Is the set \mathbb{Z} a group under the following operations:

a.) a*b = a + b - 1

b.) a*b = a - b + ab

Answer 1

a) yes

b) no

Explanation:

`(\mathbb{Z}, *)` is a gruop if satisfies the following conditions:

1. If a and b are two elements in
`\mathbb{Z}`, then the product a*b is also in
`\mathbb{Z}`.

2. The defined multiplication is associative, i.e., for all a,b,c in
`\mathbb{Z}`, (a*b)*c=a*(b*c).

3. There is an identity element e such that e*a=a*e=a for every element a in
`\mathbb{Z}`.

4. There must be an inverse of each element. Therefore, for each element a of
`\mathbb{Z}`, the set contains an element b=a^(-1) such that a*a^(-1)=a^(-1)*a=e.

Let's see if the conditions are satisfied:

a)

1. if x and y are integers then x+y-1=a*y is an integer

2. If x,y and z are integers then

(x*y)*z= (x+y-1)*z= (x+y-1) + z - 1= x +y+z-2,

x*(y*z)= x*(y+z-1)= x + (y+z-1) -1 = x+ y + z -2

Then (x*y)*z=x*(y*z), i.e, * is associative.
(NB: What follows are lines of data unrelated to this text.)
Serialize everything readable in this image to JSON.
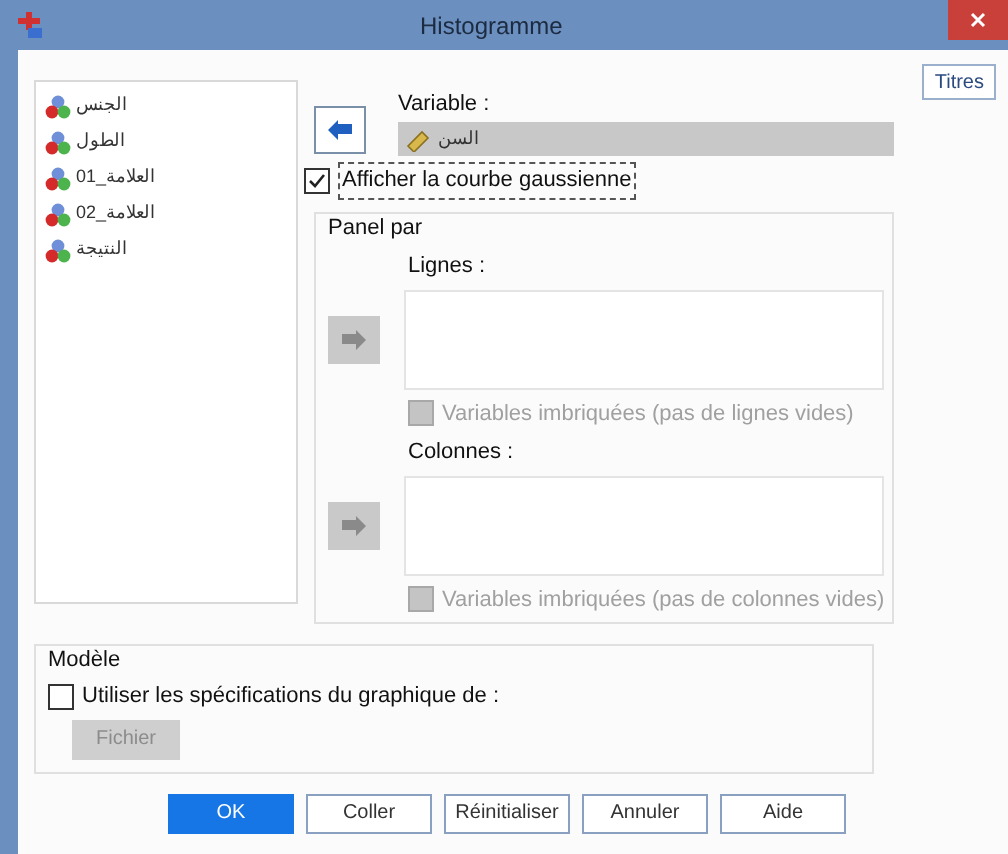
{
  "window": {
    "title": "Histogramme"
  },
  "variables": [
    {
      "label": "الجنس"
    },
    {
      "label": "الطول"
    },
    {
      "label": "العلامة_01"
    },
    {
      "label": "العلامة_02"
    },
    {
      "label": "النتيجة"
    }
  ],
  "variable": {
    "label": "Variable :",
    "value": "السن"
  },
  "titles_button": "Titres",
  "gaussian": {
    "label": "Afficher la courbe gaussienne",
    "checked": true
  },
  "panel": {
    "title": "Panel par",
    "rows": {
      "label": "Lignes :",
      "nested": {
        "label": "Variables imbriquées (pas de lignes vides)",
        "checked": false,
        "disabled": true
      }
    },
    "columns": {
      "label": "Colonnes :",
      "nested": {
        "label": "Variables imbriquées (pas de colonnes vides)",
        "checked": false,
        "disabled": true
      }
    }
  },
  "model": {
    "title": "Modèle",
    "use": {
      "label": "Utiliser les spécifications du graphique de :",
      "checked": false
    },
    "file_button": {
      "label": "Fichier",
      "disabled": true
    }
  },
  "buttons": [
    {
      "label": "OK",
      "kind": "primary"
    },
    {
      "label": "Coller",
      "kind": "normal"
    },
    {
      "label": "Réinitialiser",
      "kind": "normal"
    },
    {
      "label": "Annuler",
      "kind": "normal"
    },
    {
      "label": "Aide",
      "kind": "normal"
    }
  ]
}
3. Let e=1 and b an integer. Observe that

1*b=1+b-1=b and b*1= b + 1 -1= b.

Then e is an identity element.

4. a and integer and b= 2- a. Observe that

b*a= 2-a+a-1= 1 and a*b= a+2-a-1=1,

the b= a^(-1) is the inverse of a.

We conclude that
`(\mathbb{Z}, *)` is a group.

b)

1. If x,y and z are integers then

(x*y)*z= (x-y+xy)*z= (x-y+xy) - z + (x-y+xy)z= x -y-z+xy+xz-yz+xyz

x*(y*z)= x*(y-z+yz)= x - (y-z+yz) +x(y-z+yz) = x-y +z + xy -xz -yz+xyz

Then (x*y)*z≠x*(y*z), i.e, * isn't associative.

We conclude that
`(\mathbb{Z}, *)` isn't a group.